Translation: I had to dissect a cadaver.
The dead body in front of me made my nose crinkle in disgust. The nauseating stench indicative of the long-term assigned-death status. Judging by the sickly, concrete-colored skin tone, it was safe to say that Dr Victor Frankenstein would not be making any sudden endeavours into reviving the dead. It already looked like a zombie anyway.
It.
Using the word It helped me forget that this was once a living, breathing human. That this middle-aged man who had been assigned to my group was once a person who laughed and walked and smiled just like the rest of us. I could've walked past him years ago and not even realized that in six years time he'd be lying on a table in front of me, stark naked, being studied by the students of NYU's Medical School. No longer with a pink flush to his cheeks or a strut of a walk. Just dead. Gormless. A lifeless monument of the man he used to be.
I just knew that if Shaylah was here, she'd have fainted within seconds. While everybody around me was trying to feign nonchalance, I could see the pale cheeks and averted eyes. Nothing said acknowledging the circle of life like taking a scalpel to deceased skin.
It was a sharp reminder of what we became when our brains finally stop functioning or our hearts fail to beat. When we die, nothing else matters. Not what we wore, not our legacy, not the people we came in contact with or the time we spent building a pointless legacy.

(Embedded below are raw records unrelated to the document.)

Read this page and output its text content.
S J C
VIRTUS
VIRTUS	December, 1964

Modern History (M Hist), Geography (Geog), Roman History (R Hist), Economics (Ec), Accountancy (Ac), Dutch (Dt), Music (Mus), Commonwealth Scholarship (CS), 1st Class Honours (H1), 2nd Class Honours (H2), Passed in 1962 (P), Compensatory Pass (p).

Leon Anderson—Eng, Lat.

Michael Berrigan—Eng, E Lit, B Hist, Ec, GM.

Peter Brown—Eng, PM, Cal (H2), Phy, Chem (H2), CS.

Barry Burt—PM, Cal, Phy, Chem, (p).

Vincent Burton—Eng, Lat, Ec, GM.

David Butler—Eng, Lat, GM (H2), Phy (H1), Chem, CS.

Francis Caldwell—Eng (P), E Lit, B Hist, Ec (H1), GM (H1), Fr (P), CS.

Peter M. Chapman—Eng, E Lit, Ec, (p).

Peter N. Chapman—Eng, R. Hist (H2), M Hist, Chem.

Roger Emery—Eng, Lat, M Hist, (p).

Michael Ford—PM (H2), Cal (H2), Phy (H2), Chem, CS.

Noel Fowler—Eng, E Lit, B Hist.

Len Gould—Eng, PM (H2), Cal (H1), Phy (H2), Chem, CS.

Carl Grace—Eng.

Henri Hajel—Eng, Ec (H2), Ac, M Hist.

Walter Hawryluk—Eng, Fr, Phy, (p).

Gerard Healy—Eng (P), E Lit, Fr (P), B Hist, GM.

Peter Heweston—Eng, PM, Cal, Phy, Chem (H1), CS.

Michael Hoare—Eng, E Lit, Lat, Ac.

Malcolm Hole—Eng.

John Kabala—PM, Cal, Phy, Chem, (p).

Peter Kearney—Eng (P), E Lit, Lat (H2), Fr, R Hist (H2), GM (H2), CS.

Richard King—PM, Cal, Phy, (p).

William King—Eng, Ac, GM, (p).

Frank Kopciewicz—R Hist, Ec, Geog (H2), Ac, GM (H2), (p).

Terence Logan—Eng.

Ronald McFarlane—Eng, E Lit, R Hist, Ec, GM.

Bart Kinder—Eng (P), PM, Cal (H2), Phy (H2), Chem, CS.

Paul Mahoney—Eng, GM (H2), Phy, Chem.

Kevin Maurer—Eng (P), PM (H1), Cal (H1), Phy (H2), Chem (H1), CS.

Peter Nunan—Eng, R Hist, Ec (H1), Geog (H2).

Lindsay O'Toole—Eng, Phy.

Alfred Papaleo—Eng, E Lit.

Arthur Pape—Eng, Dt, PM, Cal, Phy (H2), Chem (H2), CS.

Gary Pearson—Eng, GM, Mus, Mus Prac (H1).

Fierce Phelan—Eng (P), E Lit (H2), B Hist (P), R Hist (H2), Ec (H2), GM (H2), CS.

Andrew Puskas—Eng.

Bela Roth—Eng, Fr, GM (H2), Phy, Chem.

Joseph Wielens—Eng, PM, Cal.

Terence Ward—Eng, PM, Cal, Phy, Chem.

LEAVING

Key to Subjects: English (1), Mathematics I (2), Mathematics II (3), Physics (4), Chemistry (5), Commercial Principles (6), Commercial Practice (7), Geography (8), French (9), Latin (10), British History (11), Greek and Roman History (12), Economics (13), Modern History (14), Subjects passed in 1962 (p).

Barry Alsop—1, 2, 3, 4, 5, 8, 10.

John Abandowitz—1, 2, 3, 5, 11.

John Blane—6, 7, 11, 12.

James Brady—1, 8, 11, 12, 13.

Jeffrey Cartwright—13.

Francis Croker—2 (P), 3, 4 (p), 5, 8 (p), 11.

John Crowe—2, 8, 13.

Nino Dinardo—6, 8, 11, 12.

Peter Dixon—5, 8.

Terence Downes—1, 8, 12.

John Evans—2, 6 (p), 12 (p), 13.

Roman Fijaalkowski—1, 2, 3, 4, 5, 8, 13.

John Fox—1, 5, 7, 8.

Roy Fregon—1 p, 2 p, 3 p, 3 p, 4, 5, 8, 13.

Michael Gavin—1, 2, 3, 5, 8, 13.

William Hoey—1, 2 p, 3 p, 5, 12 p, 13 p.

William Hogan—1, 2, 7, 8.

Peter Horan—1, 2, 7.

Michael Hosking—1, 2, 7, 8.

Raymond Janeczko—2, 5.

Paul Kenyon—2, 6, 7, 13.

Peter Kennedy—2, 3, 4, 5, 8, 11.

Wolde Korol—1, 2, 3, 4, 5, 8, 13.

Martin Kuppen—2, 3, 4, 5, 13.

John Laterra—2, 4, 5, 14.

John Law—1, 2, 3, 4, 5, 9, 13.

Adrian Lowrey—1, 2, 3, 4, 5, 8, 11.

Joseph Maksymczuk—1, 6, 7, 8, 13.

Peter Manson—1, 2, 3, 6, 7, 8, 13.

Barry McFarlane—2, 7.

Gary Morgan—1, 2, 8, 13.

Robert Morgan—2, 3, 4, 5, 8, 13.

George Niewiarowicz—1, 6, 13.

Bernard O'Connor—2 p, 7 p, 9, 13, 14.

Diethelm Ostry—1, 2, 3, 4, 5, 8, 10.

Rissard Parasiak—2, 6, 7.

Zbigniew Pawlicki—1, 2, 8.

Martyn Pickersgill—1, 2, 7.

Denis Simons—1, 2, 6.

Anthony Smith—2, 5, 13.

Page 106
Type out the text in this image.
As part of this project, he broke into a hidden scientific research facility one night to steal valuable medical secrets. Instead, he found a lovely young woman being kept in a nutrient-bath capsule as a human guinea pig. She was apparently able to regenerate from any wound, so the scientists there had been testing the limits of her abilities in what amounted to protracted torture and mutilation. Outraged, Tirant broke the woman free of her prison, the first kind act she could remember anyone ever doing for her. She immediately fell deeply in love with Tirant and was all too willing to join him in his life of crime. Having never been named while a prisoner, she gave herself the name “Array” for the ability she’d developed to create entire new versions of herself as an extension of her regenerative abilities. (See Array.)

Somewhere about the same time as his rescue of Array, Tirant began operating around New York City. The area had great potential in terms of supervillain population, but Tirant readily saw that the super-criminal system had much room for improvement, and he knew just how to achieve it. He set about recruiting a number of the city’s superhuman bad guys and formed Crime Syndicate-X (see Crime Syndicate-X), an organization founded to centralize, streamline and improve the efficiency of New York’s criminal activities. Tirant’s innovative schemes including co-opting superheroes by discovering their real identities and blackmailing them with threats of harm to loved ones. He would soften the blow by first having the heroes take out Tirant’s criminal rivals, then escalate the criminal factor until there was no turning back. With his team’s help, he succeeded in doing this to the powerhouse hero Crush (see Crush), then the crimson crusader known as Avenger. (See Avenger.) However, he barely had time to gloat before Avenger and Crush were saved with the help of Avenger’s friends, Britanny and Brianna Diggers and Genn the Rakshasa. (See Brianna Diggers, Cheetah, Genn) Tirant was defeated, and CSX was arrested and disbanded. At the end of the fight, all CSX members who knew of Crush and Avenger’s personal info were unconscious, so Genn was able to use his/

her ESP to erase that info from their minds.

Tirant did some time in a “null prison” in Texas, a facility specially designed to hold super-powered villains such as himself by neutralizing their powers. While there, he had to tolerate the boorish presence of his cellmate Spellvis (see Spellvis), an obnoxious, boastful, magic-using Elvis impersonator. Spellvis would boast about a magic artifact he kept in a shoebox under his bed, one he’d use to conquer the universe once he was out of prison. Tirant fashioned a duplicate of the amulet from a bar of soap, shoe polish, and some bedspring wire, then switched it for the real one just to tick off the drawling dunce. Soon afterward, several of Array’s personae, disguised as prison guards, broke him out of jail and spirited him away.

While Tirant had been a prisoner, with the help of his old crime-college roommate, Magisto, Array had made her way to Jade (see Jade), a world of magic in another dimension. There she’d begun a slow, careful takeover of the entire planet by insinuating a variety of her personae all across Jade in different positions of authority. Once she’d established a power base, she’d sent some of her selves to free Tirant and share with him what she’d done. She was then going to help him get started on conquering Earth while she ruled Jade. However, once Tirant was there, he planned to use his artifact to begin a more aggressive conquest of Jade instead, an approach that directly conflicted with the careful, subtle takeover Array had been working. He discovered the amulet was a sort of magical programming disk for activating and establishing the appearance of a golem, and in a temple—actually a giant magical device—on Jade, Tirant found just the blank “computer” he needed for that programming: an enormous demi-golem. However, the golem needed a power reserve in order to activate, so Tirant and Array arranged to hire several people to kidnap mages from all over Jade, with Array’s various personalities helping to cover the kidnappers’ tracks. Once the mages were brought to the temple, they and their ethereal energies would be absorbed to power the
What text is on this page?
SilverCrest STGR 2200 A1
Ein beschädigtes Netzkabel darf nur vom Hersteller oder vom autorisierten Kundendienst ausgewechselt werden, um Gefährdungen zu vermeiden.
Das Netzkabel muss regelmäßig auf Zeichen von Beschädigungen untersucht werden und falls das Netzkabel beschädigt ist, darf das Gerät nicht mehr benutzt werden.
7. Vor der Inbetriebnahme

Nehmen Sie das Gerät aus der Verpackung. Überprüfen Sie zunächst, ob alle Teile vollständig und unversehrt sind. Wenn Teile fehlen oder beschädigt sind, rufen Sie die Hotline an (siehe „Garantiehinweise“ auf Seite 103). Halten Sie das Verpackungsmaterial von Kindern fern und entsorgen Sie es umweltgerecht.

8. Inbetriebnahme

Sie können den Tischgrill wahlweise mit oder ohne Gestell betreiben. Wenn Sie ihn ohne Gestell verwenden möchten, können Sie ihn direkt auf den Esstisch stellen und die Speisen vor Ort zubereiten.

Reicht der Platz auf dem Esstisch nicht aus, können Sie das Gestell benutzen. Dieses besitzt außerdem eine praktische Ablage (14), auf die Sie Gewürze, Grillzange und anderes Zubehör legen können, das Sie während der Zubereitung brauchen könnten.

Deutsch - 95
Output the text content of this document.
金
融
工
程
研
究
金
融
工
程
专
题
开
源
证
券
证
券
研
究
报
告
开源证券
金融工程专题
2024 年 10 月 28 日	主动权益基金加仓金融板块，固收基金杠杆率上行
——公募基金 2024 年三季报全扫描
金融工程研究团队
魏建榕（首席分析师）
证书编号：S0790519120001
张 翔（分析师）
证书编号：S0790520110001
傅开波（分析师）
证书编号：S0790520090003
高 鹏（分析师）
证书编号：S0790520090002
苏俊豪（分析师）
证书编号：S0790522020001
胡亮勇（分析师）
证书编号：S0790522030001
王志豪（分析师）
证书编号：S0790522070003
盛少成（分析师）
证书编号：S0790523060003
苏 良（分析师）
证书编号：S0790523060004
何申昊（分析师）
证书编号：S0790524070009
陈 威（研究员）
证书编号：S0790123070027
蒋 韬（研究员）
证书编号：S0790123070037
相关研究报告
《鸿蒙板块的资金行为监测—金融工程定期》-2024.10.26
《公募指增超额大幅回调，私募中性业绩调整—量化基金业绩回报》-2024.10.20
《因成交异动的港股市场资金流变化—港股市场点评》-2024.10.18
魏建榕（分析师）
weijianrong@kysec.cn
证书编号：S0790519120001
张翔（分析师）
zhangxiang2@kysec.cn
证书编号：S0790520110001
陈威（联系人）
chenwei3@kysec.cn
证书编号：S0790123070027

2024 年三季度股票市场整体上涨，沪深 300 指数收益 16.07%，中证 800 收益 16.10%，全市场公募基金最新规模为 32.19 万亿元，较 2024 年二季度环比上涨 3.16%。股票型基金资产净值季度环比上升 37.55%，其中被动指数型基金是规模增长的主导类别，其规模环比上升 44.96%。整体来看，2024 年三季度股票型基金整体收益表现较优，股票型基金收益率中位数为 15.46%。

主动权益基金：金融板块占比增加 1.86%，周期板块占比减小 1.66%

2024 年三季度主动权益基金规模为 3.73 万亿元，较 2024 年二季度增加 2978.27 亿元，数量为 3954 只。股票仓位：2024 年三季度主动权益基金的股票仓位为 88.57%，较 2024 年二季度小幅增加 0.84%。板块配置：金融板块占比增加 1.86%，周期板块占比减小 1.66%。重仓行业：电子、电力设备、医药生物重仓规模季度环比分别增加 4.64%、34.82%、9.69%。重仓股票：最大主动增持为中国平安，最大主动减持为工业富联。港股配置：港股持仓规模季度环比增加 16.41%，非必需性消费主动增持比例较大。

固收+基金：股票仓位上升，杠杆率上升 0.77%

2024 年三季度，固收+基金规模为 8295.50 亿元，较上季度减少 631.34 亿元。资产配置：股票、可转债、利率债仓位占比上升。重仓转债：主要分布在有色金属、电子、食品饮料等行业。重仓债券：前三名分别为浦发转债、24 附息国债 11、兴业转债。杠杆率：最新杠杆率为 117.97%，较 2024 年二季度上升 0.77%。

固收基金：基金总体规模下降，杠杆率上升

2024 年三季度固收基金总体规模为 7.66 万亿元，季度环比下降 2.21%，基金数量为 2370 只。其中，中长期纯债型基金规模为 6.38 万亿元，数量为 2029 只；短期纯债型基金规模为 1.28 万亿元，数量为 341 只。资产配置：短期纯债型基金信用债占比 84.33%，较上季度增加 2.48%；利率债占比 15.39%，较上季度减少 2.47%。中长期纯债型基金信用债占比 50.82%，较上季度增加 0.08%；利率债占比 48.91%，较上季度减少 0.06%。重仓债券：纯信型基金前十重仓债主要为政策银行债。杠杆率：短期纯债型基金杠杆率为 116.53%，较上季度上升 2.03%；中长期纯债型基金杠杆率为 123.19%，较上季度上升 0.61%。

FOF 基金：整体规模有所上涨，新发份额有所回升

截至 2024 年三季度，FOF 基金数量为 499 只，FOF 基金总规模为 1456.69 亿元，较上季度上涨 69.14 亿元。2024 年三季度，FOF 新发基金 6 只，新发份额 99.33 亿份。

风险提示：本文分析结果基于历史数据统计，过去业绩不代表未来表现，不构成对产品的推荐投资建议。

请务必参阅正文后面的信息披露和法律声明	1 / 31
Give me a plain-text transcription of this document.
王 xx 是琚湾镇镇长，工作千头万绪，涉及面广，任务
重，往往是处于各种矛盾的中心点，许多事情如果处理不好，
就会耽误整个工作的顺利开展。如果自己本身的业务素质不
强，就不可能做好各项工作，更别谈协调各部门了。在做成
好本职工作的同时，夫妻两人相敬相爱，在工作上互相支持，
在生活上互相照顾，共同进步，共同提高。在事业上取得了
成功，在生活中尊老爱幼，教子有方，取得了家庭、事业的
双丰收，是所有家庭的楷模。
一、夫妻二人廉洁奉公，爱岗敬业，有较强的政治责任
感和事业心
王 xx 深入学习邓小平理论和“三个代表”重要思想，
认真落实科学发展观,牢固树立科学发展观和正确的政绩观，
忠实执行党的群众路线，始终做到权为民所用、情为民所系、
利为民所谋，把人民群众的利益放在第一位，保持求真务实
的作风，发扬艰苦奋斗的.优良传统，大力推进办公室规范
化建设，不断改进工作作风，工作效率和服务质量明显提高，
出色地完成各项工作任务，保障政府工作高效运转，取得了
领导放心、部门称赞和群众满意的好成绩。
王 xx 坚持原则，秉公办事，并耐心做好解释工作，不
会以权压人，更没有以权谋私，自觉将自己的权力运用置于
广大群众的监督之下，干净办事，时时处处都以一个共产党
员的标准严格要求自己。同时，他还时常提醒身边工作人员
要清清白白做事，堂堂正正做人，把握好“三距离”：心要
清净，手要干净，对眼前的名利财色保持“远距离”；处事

When we die, we rot. We all bleed the same, we all end up in the same place. Either six feet under or in a pile of ashes.
That being said, Brayden would definitely be poking at the cadaver and trying to wake him up.
The list of muscles and nerve vessels that we'd been tasked with seeking out was laminated and taped to the table, so it was easy to move onto the next person without having to think about relocating the sheet.
Someone in my group shoved their hands into the man's chest, the insides releasing squelching sounds that made bile rise in my throat. I watched silently as everything took a turn to cut, shove their hand into the cavity, and seek to find something interesting.
I'd never been a squeamish person. Blood didn't bother me. Needles looked more harmless than anything. Yet watching a man's insides be cut open for the sake of medical education left me with a sour taste in my mouth. The fragility of human life lay out on a display as though it was simply a painting in a gallery, free for individual exploration.
I signed up for this. One simple episode of Grey's Anatomy at fifteen years old and I'd already mapped out my entire future. I wanted to dedicate my life to helping others get better, giving them a spark of hope in a world full of misery. I wanted to help the vulnerable, and I was already on my way there. Two and a half years left of my program before I could officially move into my residency. Paediatric Neurosurgery, here I come.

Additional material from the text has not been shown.